Keeping your drivers, vehicles, cargo and other motorists safe is a core responsibility of any fleet manager. That’s why enacting a safety programme not only fosters safety, but it also has the potential to reduce your operating costs, allowing for that capital to be invested elsewhere.
Many managers know that fleet safety programmes can lower collision-related costs, but that’s just the beginning. There are many financial benefits available to those who invest in such programmes. Understanding these benefits will help build support and buy-in from other departments in the organisation.
An Opportunity for Significant Savings
While it seems obvious to invest in new vehicles and the training of new drivers with the goal of expanding your business, investing in a safety programme is another way to reduce operating expenditures, and to help that initial investment go even further.
Although fleet managers have come to take collision costs as an unavoidable – albeit painful – part of their yearly budget, thoughtful safety programmes and new technologies are changing that fact.
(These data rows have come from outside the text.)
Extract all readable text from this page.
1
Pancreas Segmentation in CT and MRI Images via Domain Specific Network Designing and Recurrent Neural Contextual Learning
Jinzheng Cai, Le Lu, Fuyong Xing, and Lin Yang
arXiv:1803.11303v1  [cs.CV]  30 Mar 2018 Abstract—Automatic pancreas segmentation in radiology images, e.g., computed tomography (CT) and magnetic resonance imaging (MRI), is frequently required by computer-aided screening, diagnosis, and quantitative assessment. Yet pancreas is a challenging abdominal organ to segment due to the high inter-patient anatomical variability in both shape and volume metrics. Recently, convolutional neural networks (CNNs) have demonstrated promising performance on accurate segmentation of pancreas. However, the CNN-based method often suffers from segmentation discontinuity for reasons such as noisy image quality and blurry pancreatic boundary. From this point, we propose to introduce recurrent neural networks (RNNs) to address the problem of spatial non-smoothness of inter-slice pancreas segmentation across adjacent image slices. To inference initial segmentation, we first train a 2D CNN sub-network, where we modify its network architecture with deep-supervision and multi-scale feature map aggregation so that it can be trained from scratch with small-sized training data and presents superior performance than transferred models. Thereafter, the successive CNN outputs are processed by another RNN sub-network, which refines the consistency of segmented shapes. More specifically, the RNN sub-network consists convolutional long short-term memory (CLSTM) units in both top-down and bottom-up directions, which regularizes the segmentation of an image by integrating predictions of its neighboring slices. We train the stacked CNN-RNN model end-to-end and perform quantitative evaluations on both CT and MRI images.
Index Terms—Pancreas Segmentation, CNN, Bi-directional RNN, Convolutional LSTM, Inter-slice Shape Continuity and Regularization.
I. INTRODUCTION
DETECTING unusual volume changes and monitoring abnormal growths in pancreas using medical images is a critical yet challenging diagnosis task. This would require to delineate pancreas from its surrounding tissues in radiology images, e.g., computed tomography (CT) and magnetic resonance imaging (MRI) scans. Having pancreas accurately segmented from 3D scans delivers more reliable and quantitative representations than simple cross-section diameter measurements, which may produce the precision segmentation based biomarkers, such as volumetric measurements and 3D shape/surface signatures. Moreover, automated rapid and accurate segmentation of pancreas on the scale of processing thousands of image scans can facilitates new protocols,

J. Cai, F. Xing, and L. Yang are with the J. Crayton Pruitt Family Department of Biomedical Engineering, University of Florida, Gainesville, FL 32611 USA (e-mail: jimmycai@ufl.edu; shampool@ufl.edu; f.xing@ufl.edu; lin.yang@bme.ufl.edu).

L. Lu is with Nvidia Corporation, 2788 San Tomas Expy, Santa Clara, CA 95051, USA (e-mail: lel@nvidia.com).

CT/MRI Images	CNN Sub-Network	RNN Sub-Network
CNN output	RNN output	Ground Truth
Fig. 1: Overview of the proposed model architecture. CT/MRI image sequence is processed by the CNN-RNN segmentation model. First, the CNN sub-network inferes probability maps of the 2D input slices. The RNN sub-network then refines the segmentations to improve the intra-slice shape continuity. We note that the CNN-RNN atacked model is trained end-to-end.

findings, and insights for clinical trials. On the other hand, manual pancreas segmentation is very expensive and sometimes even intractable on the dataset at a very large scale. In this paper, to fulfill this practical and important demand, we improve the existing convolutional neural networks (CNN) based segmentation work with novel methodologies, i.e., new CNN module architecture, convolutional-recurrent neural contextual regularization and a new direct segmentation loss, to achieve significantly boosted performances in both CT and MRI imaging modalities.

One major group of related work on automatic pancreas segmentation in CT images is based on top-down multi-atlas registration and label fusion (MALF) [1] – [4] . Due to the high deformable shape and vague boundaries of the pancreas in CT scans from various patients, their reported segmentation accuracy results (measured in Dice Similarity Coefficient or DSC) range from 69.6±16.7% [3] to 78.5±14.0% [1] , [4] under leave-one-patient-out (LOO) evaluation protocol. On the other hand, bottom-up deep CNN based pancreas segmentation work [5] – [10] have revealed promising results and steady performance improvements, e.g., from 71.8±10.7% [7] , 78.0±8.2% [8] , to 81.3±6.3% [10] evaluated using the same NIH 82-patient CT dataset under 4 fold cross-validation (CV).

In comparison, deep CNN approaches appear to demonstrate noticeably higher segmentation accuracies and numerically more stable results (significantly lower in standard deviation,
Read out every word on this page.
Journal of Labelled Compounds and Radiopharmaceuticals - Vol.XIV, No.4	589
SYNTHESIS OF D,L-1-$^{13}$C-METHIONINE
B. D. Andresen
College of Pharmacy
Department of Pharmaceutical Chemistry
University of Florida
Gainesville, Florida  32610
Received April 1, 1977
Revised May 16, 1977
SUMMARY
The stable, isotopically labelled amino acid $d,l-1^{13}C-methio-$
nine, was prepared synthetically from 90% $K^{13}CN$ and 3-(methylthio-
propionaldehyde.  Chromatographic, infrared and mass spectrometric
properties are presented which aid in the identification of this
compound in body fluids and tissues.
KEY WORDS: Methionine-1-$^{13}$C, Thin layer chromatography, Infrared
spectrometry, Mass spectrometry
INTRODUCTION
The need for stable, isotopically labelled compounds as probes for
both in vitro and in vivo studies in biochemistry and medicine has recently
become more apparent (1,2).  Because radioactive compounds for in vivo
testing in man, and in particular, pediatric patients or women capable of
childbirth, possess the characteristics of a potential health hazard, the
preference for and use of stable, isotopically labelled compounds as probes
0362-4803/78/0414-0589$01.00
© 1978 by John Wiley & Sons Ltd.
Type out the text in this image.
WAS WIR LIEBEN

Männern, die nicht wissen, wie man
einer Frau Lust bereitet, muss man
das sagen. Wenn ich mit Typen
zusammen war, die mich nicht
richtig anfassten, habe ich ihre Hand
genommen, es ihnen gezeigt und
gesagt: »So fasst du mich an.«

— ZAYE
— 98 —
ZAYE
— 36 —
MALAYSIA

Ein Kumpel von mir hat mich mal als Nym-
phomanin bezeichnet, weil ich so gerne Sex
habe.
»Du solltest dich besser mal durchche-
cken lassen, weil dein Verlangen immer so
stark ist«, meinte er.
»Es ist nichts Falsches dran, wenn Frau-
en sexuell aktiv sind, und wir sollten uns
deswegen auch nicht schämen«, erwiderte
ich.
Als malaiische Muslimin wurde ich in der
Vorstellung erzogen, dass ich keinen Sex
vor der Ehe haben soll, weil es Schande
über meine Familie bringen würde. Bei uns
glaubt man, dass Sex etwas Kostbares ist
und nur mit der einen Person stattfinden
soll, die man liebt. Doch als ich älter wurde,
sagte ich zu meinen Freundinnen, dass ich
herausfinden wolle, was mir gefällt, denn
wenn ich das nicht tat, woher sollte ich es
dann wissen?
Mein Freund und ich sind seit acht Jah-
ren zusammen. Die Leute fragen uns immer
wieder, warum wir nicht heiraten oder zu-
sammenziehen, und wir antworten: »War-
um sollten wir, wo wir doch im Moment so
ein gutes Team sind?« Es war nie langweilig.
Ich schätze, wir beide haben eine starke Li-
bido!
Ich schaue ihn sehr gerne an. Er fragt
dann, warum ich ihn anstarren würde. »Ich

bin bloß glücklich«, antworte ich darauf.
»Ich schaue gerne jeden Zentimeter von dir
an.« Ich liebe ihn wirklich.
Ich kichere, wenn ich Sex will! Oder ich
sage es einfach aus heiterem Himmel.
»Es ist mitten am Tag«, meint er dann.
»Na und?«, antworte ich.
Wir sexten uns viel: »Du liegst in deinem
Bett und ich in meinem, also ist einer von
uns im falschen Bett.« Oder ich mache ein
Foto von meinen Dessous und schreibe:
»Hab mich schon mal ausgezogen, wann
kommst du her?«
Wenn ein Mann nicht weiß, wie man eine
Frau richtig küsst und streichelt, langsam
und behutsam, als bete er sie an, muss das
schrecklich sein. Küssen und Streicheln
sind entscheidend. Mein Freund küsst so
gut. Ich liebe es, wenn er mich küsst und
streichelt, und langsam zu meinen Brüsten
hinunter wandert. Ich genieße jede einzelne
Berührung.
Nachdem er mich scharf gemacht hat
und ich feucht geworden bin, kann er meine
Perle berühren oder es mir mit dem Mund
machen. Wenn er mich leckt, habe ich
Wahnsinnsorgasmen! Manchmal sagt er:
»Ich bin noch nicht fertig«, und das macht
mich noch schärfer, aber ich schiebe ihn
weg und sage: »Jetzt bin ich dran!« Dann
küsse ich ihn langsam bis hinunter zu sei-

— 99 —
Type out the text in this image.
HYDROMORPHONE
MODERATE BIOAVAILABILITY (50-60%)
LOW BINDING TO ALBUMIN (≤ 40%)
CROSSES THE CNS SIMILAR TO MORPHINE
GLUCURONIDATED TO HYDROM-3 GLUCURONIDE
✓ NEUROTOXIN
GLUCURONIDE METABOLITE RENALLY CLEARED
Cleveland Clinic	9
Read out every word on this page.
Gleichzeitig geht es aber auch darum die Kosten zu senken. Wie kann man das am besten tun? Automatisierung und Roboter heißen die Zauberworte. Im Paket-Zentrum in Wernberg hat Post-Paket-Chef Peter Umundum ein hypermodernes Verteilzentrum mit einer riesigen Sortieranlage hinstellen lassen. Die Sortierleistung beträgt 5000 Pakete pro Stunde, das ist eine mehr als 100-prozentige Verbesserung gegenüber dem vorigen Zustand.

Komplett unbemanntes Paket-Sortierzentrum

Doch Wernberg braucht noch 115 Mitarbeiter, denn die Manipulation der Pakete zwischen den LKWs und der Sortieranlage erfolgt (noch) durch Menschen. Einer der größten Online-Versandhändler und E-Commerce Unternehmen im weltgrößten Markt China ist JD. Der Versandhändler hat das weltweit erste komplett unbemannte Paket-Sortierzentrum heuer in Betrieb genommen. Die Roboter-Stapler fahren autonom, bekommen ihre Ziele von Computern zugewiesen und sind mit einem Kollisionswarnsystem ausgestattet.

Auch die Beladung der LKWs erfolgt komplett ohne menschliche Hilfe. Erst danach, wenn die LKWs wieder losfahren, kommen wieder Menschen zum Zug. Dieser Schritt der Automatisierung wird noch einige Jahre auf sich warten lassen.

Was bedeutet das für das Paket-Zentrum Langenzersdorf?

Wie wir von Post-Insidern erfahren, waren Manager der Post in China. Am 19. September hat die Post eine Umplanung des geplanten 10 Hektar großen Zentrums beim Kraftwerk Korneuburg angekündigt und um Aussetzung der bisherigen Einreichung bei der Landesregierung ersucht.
Collision costs can be drastically reduced with appropriate safety measures in place.
Aside from the inherent desire to protect your drivers as well as other road users, the financial burden of collision clean-up is striking. The Department for Transport has even estimated that the average cost per accident in Great Britain is £71,885. A 2015 National Highway Traffic Safety Administration report in the US estimated that, in 2010 dollars, the cost of motor vehicle crashes – related and unrelated to work – specifically to employers is unsurprisingly high: workers’ compensation covered $2.2 billion in losses (1.2 percent of total compensation), disability insurance $0.85 billion (0.5 percent), and sick leave $5.6 billion (2.9 percent).
Tracking Your Safety Programme ROI
Where company decisions to invest in something new is concerned, numbers speak louder than words. Therefore, it is important to be able to quantify the financial benefits to the company that will come with instituting new safety measures.
Measuring the Return on Investment (ROI) of any potential safety training or devices can be difficult, mainly because there are numerous collision-related costs that can be difficult to add up. That being said, it is possible and worth the effort. One helpful way to view it is as a trial period or pilot programme with a potential new safety measure. It can be implemented with the entire fleet, or with a sample group.
These four steps can guide you to track and analyse how any new safety initiative can help your business financially:
- Measure: measure all of your meaningful collision-related data for the previous six months, year, and five years. For example: percentage of fleet vehicles involved in collisions annually, cost per type of collision (this can include vehicle repair, sick pay, lost productivity, replacement goods, temporary replacement vehicle leasing, insurance costs, etc.), and any other related statistics.
- Implement: Put your new safety measures in place, and make sure to note the date that a new piece of safety technology or safety training is rolled out.
- Track: From that date on, track the same collision-related statistics that you previously measured, for the following six months or year after the safety initiative is in place.
- Compare: After six months with the new measures in place, compare the statistics from before and after to understand the impact of the safety measures. This can be performed again after one year.
As you continually track data with a new safety programme in place, you can expect to see your collisions reduced, as well as some the following perhaps less expected benefits:
- Decreased insurance costs, both in payouts and premiums
- Lower cost per collision
- Enhanced image of social and corporate responsibility
- Increased accuracy of other risk management tools
- A new method of driver evaluation
- Lower fuel costs
Although it can seem daunting at first to implement new safety measures or technology, it is hard to deny the simple financial – and not to mention safety – benefits of doing so. Start with a trial period and go from there, your drivers and company management will thank you later.